Over the course of the past several years, major players in the search engine game, including Google and Bing, have been working to improve and upgrade their algorithms and machine learning processes in order to improve the end-user’s experience. To do so, search engines have started to write logic and incorporate machine learning algorithms into their larger algorithms. That allows an algorithm to be refined according to user behavior metrics.
How are algorithms being refined in accordance with user behavior metrics? Well, search engines are now weigh user experience metrics more heavily, including time on site, bounce rate, pages per visit, return visitor rates, and conversions.
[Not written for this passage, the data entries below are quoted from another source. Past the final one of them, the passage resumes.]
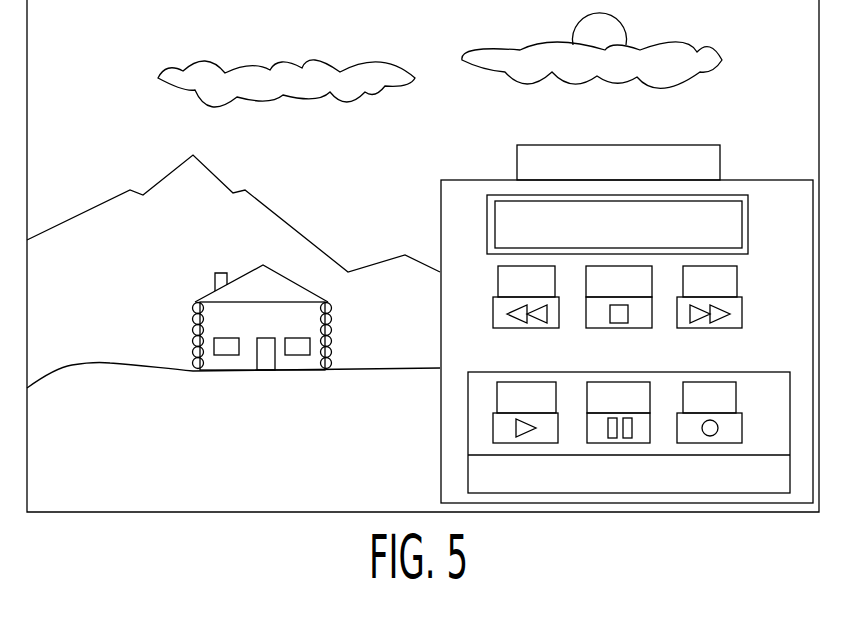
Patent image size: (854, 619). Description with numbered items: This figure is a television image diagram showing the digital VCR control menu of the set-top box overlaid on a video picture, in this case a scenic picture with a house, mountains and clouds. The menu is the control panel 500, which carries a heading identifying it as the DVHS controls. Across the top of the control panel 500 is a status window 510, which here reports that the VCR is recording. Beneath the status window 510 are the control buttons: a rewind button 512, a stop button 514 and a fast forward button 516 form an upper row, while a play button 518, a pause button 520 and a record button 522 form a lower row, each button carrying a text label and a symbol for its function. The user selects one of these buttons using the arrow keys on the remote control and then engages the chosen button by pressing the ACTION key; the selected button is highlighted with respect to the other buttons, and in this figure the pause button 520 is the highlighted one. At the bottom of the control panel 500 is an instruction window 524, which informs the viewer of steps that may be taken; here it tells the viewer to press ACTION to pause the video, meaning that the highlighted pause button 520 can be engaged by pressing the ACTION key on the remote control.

The control panel 500 is at (450, 158).
The status window 510 is at (737, 228).
The rewind button 512 is at (493, 313).
The stop button 514 is at (627, 330).
The fast forward button 516 is at (745, 313).
The play button 518 is at (493, 427).
The pause button 520 is at (630, 382).
The record (REC) button 522 is at (745, 437).
The instruction window 524 is at (482, 478).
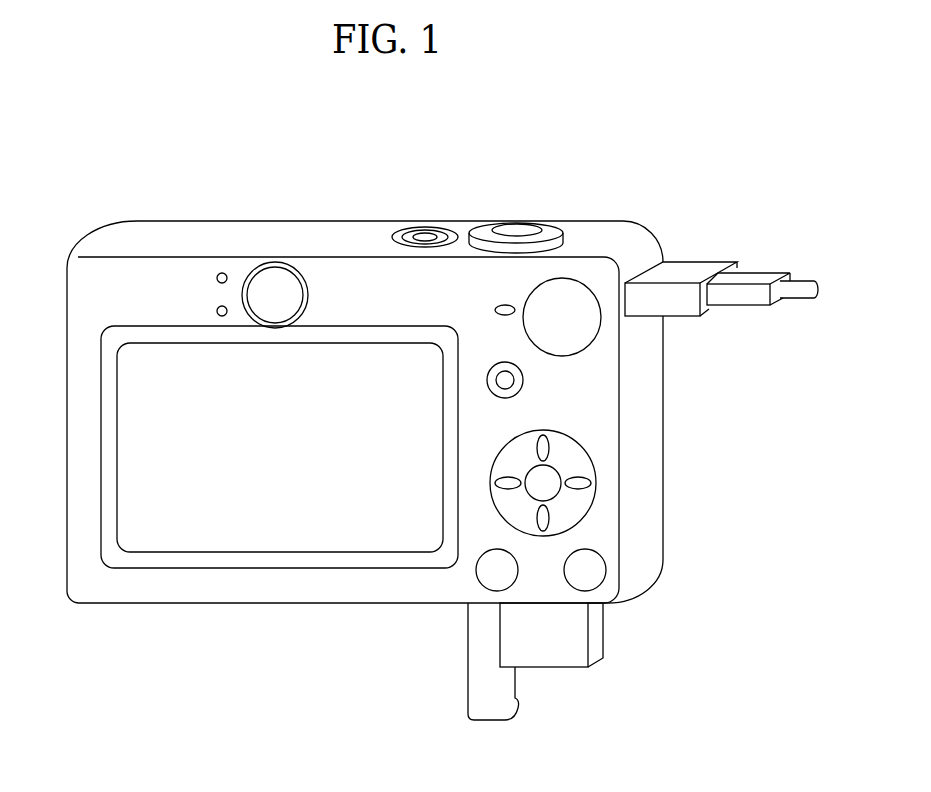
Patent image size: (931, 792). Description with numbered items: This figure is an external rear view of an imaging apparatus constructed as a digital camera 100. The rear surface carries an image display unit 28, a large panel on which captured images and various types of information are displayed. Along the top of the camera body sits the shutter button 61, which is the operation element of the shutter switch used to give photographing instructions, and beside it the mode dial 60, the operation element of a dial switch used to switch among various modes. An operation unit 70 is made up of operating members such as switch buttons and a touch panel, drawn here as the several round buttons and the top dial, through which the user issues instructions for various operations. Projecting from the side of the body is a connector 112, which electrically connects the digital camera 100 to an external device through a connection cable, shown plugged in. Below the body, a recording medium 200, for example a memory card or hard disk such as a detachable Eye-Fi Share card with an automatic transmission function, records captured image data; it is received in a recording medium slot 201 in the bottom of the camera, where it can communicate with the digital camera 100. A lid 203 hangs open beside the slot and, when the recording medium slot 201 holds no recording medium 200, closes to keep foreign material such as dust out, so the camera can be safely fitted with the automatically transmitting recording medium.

Powerful algorithms are now able to use these metrics to ascertain whether or not a user is getting what he or she wants from a website, and then refine future search results accordingly. The idea is to improve user experience
“Search engines are no longer kidding around when it comes to search experience on both desktops and mobile,” explains Mitul Gandhi, the co-founder of SEOClarity. “Besides their mobile usabilility factors, Google continues to focus on improving the search experience on mobile devices with the release of AMP Pages—their tool to allow web designers to build super fast pages for mobile devices. At the same time, Apple is rumored to be building their entire Apple Search algorithm based on the actions of mobile users, based on their massive mobile phone market share.”
Furthermore, search engines are also mining data from people using their Internet browsers, such as Google Chrome, Microsoft Edge (previously Internet Explorer), and Apple Safari. These browsers are sending user behavior data back to their creators—data that can be used to further refine algorithms. The bottom line is that we will likely see the development of increasingly sophisticated search engine algorithms that will not only improve user experience, but also will also radically change the SEO game.